The peak signal voltage amplitude from the output of the photodiode amplifier is given by:

        Vp(mv) = Pp(mW) x R(mA/mW) x RL x Av x 0.5 
where Pp is the peak optical power received by the photodiode active area, R(mW/mA) is the photodiode responsivity at the LED wavelength of 870 nm which is 0.55 mA/mW, RL is the 50 ohm photodiode load resistance at the input of the op amp, Av is the noninverting op amp voltage gain of 35 and the factor of 0.5 accounts for the voltage divider between the op amp output series resistance and the input termination resistance of the oscilloscope. Using this expression, and with a measured Vp of about 200 mV, the optical power received at the detector is about 0.4 mW.

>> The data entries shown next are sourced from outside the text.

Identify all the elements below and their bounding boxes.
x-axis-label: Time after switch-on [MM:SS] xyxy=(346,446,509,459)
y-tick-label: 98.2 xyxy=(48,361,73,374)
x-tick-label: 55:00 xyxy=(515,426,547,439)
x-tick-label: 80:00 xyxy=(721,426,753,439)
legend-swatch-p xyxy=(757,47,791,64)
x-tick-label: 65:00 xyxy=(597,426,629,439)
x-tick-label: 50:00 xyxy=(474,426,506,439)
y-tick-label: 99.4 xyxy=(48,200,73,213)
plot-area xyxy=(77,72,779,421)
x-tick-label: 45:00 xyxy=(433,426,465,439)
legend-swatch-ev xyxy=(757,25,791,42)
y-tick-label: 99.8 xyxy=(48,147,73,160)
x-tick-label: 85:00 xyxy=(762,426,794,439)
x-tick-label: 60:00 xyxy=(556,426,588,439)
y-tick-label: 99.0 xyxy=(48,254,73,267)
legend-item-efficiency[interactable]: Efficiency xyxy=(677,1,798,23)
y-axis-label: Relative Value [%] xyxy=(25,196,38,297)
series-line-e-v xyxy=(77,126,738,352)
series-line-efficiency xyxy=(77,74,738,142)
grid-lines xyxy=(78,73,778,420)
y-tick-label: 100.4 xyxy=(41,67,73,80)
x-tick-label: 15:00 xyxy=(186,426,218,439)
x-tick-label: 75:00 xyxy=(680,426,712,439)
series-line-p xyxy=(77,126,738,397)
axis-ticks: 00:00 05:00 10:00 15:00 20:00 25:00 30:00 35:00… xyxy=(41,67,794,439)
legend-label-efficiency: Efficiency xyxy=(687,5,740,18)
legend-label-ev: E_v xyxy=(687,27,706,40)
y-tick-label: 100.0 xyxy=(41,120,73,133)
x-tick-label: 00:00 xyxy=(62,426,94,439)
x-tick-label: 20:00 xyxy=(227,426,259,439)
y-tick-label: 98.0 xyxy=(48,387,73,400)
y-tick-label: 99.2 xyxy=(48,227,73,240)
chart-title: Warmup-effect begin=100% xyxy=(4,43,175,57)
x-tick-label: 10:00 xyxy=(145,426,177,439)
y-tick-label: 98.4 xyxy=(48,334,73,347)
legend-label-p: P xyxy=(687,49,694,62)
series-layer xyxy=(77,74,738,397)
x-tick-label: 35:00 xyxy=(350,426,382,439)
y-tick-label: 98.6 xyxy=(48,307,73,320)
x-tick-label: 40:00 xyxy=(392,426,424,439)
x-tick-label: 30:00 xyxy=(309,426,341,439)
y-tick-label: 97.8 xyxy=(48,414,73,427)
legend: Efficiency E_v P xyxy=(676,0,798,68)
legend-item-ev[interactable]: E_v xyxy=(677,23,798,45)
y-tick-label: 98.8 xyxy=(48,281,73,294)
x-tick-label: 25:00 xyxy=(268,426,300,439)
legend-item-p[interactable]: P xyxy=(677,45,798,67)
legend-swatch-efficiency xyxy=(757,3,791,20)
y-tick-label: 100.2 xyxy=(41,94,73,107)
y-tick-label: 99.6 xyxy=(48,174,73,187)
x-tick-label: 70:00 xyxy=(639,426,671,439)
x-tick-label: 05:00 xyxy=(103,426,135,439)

The image below shows the measured time delay of the two pulses:



The Measurements
The time delay between the pulse peaks was measured on a 60 MHz Tek TDS210 oscilloscope to be:

     62ns +/- 1ns  
The path lengths were carefully measured as:

     L0 = 38 1/4  +/- 1/4 "
     L1 = 767  +/- 1"
    (L1 - L0) = 728 3/4 +/- 2"  = 1851 cm
The dominant source of measurement error is the time measurement at about 1.6%. Therefore the value of the speed of light in air is determined to be:


     c = 1851cm / 62ns  
     c ~= (2.99 +/- 0.05) x 10^10  cm/sec.
in agreement with the accepted value of c.